A praça do Coqueiral, em Mangabeira, recebe duas apresentações de dança contemporânea, com o ‘Grupo Dança Livre’ e ‘Equilíbrio Companhia de Dança’. A primeira atração vai apresentar a coreografia ‘Desencontro’, de Lílian Farias, com músicas de João Bosco. O grupo é formado por Leila Farias, Janaina Vieira, Vanessa Bernardo, Priscila Eudécia, Maria Tereza Machado, Aline Fonseca e Max Brito.
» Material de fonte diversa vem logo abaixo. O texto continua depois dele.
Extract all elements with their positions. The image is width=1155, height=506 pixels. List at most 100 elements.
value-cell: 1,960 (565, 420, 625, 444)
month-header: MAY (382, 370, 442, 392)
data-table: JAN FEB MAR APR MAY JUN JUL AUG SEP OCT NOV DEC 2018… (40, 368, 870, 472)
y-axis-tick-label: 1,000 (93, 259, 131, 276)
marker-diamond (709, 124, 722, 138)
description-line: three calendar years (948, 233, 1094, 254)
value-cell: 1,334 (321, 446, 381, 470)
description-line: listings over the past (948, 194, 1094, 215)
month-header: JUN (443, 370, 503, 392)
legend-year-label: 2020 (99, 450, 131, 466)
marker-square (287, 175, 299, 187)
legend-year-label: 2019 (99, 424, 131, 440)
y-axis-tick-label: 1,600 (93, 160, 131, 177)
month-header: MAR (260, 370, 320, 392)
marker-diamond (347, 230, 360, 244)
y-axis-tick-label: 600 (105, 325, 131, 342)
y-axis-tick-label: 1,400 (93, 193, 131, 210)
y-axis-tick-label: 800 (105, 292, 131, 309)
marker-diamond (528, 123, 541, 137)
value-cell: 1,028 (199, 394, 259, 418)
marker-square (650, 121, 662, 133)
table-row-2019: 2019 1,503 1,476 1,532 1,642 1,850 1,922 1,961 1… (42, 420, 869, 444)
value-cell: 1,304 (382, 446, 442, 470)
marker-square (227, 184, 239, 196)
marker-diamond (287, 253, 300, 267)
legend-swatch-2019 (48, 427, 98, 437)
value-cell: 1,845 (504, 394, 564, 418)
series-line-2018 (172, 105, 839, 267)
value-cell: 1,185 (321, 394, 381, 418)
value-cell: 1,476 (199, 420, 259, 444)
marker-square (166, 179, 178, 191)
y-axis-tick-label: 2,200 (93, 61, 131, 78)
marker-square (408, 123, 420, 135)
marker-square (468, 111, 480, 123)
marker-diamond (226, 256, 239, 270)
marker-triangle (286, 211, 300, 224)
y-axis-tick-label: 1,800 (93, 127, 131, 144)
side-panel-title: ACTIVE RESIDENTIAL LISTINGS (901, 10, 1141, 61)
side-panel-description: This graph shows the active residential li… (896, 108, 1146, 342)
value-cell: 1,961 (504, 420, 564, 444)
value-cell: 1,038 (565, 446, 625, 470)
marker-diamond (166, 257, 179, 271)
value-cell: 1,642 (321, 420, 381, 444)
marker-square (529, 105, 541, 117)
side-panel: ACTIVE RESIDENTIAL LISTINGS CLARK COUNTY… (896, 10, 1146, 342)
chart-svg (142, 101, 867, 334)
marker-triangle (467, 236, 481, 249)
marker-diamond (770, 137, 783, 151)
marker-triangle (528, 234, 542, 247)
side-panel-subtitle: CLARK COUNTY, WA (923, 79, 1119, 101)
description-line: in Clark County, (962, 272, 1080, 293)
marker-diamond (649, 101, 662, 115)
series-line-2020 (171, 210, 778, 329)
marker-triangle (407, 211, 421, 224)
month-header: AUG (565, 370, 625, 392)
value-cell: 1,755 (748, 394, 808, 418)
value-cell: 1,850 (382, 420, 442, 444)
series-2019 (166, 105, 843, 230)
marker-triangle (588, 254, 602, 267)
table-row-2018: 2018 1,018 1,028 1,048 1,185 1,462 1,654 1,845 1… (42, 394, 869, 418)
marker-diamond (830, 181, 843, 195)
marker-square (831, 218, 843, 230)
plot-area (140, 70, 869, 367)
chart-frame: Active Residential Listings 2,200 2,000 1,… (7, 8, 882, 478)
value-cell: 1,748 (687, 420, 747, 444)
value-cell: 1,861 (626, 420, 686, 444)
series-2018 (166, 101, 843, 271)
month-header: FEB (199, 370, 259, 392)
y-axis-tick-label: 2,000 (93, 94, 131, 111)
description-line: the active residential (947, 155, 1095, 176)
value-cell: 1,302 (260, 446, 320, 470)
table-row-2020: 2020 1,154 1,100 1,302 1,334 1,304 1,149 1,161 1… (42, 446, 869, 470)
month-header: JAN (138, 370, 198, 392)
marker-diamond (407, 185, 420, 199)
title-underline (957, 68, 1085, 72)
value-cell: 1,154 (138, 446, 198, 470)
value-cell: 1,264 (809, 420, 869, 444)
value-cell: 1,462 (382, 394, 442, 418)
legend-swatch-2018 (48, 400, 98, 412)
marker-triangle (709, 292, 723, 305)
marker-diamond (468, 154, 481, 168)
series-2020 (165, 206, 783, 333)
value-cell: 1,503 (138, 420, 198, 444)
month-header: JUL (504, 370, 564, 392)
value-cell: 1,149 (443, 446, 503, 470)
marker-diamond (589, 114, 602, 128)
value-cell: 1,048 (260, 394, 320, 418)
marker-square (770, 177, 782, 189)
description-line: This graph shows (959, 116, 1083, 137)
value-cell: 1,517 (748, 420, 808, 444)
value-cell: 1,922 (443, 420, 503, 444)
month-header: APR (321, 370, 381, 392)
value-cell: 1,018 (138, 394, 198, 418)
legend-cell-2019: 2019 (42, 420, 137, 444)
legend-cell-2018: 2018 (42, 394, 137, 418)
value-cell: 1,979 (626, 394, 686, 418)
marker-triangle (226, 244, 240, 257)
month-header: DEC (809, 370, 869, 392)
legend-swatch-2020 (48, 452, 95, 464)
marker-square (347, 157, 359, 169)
Os Grupos de Sapateado ‘Pele Flamenca’ e ‘Tap Arretado’ são as atrações da Praça do Caju, no Bessa. O grupo ‘Pele Flamenca’, formado pelas dançarinas Naiara Gato, Leonor Santos e Beatriz Beccher, vai apresentar as coreografias ‘Tangos Flamencos’, ‘Alegria’, ‘Garrotin’ e ‘Sevillanhas’. Já o grupo ‘Tap Arretado’ vai apresentar o espetáculo ‘Tom no Pé’, uma viagem musical que inicia no ritmo vibrante do hip-hop, entra para um solo no ritmo de samba, atravessa a gostosa musicalidade da Bossa Nova e termina em ‘Cânone’ no versátil e popular estilo do sapateado americano Shim Sham Shimy.

A praça da Amizade, no Rangel, vai apresentar um solo de dança afro, com o dançarino Erinaldo Batista, que está de volta à Capital, retornando da Alemanha, onde morou entre 2005 e 2007. Nesta apresentação, o artista será acompanhado de percussão ao vivo, com os músicos Lucivan, Elton Batist e Jeison Julian.
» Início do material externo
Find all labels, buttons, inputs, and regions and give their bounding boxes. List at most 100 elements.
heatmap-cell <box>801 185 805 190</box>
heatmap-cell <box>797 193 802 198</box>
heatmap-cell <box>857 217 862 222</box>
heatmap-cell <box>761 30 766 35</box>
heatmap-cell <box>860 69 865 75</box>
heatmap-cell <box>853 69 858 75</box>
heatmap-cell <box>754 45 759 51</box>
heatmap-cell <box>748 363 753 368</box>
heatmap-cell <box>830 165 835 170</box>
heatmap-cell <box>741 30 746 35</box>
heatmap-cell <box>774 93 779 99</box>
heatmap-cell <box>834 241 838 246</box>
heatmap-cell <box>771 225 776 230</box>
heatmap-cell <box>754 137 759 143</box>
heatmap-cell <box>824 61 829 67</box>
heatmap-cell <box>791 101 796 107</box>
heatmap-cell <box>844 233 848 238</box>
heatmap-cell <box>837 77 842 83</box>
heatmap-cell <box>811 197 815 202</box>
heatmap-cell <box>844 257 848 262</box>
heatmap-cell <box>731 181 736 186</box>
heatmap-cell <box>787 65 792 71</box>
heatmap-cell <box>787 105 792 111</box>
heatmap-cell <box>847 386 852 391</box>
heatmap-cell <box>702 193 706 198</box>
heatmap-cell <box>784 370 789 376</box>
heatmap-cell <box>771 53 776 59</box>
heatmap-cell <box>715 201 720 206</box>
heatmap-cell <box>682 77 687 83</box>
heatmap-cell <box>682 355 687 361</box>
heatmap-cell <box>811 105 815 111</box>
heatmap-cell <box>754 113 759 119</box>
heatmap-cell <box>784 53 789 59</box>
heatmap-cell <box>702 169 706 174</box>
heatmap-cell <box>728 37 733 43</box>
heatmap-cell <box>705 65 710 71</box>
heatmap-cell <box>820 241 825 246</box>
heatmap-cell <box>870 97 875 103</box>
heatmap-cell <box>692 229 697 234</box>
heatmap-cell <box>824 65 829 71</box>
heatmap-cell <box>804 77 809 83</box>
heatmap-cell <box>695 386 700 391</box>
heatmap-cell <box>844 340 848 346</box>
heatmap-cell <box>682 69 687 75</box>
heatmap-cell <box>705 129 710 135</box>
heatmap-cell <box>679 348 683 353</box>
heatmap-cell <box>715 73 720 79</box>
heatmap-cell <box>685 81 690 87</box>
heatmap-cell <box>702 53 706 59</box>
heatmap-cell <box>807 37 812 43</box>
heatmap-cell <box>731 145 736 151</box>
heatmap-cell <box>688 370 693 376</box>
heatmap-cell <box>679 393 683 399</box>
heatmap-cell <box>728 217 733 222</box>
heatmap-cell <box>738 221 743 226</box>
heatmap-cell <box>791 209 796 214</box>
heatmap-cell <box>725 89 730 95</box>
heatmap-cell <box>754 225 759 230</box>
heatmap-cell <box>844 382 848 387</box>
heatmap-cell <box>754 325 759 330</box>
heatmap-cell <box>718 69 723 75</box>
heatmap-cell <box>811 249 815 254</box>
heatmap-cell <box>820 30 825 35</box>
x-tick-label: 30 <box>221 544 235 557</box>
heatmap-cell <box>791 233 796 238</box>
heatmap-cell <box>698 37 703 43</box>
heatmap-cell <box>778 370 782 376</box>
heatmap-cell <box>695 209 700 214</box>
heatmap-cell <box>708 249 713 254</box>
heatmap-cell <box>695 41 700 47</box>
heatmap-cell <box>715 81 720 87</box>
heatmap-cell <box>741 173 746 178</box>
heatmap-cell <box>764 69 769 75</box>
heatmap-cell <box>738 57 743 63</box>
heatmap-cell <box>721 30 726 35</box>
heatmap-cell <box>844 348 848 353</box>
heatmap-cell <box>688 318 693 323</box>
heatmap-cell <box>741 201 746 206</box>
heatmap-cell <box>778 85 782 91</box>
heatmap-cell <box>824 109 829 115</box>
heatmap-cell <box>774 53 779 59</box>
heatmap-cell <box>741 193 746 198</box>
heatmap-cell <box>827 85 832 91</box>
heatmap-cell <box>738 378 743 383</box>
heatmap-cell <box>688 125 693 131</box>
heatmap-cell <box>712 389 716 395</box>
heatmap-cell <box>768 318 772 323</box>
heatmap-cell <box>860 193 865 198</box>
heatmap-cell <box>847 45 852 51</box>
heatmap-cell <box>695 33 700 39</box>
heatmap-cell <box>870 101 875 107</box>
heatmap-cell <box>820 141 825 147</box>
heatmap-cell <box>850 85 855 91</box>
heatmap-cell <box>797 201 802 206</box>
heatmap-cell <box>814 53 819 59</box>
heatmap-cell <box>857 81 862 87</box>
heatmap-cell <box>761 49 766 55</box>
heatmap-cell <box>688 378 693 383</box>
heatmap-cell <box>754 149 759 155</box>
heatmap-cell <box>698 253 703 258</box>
Na praça Lauro Wanderley, no Funcionários I, o Grupo Graxa de Teatro vai apresentar o espetáculo ‘Faz de Conta’, que narra a história de dois atores, ‘Bô’ e ‘Neco’. Com texto baseado em ‘Contadores de Histórias’, da dramaturga paraibana Celly de Freitas. A dramaturgia apresentada foi desconstruída e reconstruída, retirando trechos e criando novos, conforme as necessidades das cenas criadas pelos atores.
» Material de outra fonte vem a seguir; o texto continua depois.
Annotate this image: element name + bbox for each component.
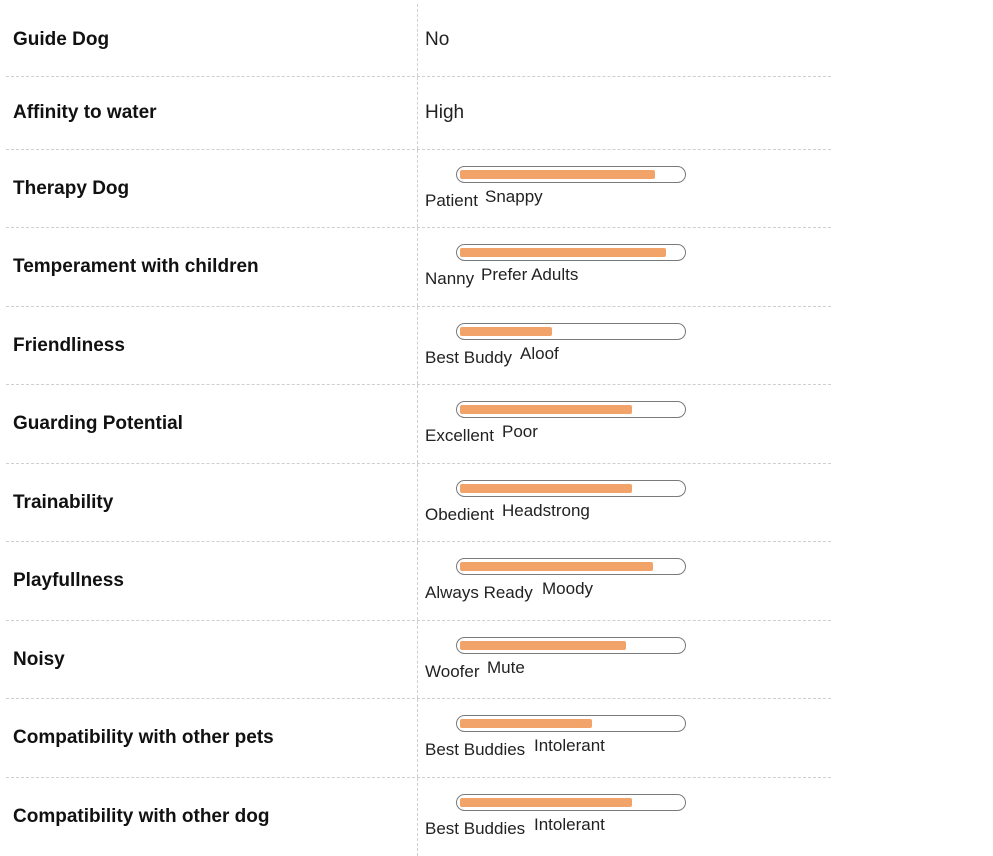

A praça Aquiles Leal, em Jaguaribe, recebe o Clube Carnavalesco Bandeirantes da Torre, fundado em 21 de abril de 1950 por um grupo de amigos, com o nome de clube ‘Tiradentes Esporte Clube Recreativo’. A equipe também foi responsável pela fundação do ‘Clube Carnavalesco Bandeirantes da Torre’, logo no ano seguinte (1951), passando a se chamar ‘Tiradentes Esporte Clube Recreativo Bandeirantes da Torre’ e filiando-se à Federação Carnavalesca de João Pessoa. O nome surgiu da escolha de um dos fundadores quando retornou de uma viagem a São Paulo e conheceu a história dos bandeirantes.

A cultura popular vai movimentar a praça da Mangueira, no Alto do Mateus, com o Boi de Reis Estrela do Norte, comandado pelo Mestre Pirralhinho, que começou sua atividade como brincante com o Mestre Gasosa, aos cinco anos de idade, passando depois a brincar com seu pai, o conhecido Mestre João do Boi.

O Teatro de Babau com o Mestre Clóvis é a atração da praça da Esperança, no Gervásio Maia. O artista é um bonequeiro popular da cidade de Guarabira, que pratica esta arte há cerca de 25 anos. O nome do seu primeiro boneco é Jeremias. O Mestre Clóvis, como é conhecido, trabalha com cerca de 60 bonecos, entre mamulengos, fantoches e bonecos gigantes, dando-lhes vida através de apresentações em praça pública, escolas e feiras livres. Esta atividade se constitui como um elemento educativo, uma vez que direciona o assunto de acordo com cada platéia, buscando subsídios para o desenvolvimento da trama ou da estória, junto ao próprio público que participa do espetáculo.